Before throwing an object of type that derives from boost::exception, it is often desirable to add one or more error_info objects in it. The syntactic sugar provided by exception/operator<< allows this to be done directly in a throw expression:

throw error() << foo_info(foo) << bar_info(bar);

which saves typing compared to this possible alternative:

error e;
e.add(foo_info(foo));
e.add(bar_info(bar));
throw e;

and looks better than something like:

throw error().add(foo_info(foo)).add(bar_info(bar));

Why is operator<< allowed to throw?

This question is referring to the following issue. Consider this throw statement example:

throw file_open_error() << file_name(fn);

The intention here is to throw a file_open_error, however if operator<< fails to copy the std::string contained in the file_name error_info wrapper, a std::bad_alloc could propagate instead. This behavior seems undesirable to some programmers.

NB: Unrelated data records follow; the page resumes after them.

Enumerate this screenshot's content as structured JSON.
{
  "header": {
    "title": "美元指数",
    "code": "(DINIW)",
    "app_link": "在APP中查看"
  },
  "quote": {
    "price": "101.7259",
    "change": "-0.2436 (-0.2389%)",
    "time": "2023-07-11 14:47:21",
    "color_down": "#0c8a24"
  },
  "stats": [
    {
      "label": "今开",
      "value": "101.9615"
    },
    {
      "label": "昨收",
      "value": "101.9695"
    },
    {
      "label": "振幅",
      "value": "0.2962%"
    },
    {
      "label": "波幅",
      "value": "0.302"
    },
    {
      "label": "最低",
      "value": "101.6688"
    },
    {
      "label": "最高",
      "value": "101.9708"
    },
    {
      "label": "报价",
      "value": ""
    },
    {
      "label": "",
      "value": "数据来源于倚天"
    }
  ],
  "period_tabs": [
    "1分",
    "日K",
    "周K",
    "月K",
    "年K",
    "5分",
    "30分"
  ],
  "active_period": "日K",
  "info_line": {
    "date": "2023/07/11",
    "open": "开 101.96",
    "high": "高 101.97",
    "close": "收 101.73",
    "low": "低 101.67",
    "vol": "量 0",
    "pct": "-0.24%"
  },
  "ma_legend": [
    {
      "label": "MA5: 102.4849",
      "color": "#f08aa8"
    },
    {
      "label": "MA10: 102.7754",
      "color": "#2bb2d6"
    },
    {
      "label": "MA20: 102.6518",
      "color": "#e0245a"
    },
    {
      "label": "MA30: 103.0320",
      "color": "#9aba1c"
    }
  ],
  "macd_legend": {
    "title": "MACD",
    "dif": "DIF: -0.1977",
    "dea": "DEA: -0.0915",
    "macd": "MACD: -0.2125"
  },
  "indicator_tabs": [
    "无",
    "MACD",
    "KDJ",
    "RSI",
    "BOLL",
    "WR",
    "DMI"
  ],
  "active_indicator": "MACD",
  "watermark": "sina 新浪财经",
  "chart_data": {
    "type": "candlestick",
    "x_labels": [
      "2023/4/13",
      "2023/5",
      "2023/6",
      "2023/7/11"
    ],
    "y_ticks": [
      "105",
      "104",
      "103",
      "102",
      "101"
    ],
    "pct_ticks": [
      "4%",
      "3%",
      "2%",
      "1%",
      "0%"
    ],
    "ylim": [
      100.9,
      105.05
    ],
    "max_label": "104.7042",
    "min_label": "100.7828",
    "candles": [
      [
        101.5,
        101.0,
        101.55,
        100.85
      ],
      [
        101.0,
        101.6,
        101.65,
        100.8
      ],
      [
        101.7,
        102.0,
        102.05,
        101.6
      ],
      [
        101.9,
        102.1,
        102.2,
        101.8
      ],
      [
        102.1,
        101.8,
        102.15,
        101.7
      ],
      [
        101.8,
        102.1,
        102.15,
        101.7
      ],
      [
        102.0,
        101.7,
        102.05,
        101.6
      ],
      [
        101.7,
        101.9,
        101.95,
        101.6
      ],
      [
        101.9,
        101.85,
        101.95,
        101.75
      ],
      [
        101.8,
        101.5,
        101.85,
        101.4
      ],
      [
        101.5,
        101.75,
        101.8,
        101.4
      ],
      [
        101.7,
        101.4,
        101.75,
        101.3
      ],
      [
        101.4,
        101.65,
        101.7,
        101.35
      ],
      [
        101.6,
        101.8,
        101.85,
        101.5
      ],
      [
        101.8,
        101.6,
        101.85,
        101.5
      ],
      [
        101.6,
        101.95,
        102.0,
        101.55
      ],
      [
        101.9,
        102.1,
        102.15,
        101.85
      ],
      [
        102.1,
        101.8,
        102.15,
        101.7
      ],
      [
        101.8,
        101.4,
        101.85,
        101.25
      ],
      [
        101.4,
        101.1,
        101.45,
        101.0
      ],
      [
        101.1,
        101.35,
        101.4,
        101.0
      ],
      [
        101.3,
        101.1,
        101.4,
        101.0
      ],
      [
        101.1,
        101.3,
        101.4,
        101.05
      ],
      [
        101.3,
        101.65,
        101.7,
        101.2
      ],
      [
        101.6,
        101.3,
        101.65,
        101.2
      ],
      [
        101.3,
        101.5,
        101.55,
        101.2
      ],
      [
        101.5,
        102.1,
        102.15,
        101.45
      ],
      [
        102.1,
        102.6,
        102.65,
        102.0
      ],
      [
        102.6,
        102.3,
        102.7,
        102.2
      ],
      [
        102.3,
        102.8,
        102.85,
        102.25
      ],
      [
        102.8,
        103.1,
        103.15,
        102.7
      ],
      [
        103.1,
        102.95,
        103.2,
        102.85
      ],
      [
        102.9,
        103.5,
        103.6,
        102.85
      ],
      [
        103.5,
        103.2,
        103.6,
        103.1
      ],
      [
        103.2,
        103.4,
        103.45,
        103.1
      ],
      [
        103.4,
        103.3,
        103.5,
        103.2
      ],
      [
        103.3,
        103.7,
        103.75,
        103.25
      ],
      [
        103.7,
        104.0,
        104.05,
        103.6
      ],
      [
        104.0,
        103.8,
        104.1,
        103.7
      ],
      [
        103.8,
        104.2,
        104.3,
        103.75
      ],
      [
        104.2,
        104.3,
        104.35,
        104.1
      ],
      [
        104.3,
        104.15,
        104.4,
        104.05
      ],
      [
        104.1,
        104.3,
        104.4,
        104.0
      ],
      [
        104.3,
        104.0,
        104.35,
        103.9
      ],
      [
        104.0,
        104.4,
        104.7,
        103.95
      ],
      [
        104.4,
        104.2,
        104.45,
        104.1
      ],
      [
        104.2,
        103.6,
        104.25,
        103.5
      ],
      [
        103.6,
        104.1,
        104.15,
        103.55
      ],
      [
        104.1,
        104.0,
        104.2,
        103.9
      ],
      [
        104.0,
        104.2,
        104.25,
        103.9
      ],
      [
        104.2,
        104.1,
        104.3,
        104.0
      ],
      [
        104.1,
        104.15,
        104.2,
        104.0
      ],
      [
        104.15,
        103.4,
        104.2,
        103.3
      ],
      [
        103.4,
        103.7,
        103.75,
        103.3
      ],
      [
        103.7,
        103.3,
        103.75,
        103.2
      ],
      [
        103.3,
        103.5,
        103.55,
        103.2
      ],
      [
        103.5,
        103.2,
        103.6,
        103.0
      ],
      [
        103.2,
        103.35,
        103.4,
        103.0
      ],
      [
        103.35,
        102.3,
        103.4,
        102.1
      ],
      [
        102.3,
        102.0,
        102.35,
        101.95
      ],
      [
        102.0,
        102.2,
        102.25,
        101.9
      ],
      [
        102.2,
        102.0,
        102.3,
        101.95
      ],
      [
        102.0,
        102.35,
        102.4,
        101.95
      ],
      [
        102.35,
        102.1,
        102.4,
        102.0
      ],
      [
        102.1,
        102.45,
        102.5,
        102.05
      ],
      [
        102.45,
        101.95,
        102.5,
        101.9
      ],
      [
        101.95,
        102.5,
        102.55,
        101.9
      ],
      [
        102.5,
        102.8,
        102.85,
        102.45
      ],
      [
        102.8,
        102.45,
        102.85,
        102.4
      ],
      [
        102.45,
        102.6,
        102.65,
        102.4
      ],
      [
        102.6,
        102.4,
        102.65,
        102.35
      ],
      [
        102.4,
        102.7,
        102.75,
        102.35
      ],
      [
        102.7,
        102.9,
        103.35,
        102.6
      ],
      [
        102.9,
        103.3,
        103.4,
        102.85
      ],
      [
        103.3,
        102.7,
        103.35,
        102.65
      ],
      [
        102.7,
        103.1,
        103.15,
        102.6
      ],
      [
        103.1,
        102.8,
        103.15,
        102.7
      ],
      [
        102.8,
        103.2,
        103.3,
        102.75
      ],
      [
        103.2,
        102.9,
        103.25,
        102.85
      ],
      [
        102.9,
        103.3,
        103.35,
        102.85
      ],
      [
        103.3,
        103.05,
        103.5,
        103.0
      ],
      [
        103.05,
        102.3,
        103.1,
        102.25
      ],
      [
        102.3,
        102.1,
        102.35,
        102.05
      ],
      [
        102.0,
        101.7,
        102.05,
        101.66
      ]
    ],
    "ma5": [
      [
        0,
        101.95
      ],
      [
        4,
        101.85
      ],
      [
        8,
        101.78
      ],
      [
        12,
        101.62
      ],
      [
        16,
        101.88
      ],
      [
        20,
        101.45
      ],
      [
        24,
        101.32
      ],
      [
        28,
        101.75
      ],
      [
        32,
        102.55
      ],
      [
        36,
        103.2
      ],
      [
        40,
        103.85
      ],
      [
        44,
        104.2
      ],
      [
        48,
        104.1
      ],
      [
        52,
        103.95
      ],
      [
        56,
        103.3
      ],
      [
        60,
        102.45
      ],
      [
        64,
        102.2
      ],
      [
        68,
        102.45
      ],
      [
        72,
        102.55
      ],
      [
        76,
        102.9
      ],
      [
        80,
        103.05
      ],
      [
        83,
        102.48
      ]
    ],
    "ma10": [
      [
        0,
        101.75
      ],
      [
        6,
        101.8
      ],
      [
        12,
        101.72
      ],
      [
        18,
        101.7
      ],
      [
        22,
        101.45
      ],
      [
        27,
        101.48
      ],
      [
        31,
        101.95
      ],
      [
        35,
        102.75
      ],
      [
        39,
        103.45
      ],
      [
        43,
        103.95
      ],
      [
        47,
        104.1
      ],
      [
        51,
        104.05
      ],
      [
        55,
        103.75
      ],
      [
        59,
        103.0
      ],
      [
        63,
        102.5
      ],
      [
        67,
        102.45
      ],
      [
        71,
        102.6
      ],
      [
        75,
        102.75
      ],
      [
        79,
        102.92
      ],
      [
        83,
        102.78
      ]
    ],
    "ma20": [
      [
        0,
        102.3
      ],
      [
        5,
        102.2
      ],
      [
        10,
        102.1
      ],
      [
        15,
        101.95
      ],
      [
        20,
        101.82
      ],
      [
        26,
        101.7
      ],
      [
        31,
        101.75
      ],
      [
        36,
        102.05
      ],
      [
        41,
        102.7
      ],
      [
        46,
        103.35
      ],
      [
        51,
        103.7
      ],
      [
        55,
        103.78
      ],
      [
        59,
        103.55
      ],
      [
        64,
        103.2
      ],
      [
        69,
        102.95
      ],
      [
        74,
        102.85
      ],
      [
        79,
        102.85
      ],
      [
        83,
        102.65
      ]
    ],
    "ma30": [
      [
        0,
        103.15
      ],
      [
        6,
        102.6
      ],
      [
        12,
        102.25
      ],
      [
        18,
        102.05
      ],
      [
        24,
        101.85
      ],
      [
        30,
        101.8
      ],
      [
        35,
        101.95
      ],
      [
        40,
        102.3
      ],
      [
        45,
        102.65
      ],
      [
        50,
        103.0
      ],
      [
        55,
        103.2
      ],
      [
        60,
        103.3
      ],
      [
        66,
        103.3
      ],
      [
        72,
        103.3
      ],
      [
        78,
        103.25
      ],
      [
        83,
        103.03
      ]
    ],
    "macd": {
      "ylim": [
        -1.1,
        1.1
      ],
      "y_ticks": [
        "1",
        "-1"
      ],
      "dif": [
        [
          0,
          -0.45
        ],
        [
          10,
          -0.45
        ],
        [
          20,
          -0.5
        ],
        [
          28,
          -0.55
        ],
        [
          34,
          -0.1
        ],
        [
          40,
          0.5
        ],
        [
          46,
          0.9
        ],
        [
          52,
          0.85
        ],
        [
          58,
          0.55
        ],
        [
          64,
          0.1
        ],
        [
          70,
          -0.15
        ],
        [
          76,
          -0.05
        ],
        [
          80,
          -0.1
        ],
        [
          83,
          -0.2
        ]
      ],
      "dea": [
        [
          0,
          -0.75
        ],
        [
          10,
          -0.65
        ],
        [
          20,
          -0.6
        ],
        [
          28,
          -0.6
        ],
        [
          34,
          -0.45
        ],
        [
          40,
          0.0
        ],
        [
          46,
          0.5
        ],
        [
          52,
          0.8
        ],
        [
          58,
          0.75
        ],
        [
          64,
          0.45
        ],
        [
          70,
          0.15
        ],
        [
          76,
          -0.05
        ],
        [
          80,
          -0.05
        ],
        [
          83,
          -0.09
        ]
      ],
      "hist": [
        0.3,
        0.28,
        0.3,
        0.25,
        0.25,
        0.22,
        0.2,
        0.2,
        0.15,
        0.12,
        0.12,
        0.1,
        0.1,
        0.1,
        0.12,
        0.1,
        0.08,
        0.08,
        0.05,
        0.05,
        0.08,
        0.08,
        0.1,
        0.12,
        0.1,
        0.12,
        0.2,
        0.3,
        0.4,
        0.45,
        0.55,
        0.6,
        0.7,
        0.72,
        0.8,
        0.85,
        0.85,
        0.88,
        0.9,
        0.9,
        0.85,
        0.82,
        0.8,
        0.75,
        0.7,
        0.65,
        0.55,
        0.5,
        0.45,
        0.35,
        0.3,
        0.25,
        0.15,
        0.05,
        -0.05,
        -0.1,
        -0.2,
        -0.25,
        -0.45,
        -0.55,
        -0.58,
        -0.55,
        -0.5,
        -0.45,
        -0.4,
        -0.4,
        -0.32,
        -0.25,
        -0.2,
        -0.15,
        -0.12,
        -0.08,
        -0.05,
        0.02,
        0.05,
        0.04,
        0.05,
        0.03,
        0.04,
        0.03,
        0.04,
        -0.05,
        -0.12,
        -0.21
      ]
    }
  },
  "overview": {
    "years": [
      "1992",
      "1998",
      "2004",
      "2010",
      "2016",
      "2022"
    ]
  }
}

Bjarne Stroustrup, The C++ Programming Language, 3rd Edition, page 371:

"Throwing an exception requires an object to throw. A C++ implementation is required to have enough spare memory to be able to throw bad_alloc in case of memory exhaustion. However, it is possible that throwing some other exception will cause memory exhaustion."

So, an attempt to throw any exception may already result in propagating std::bad_alloc instead.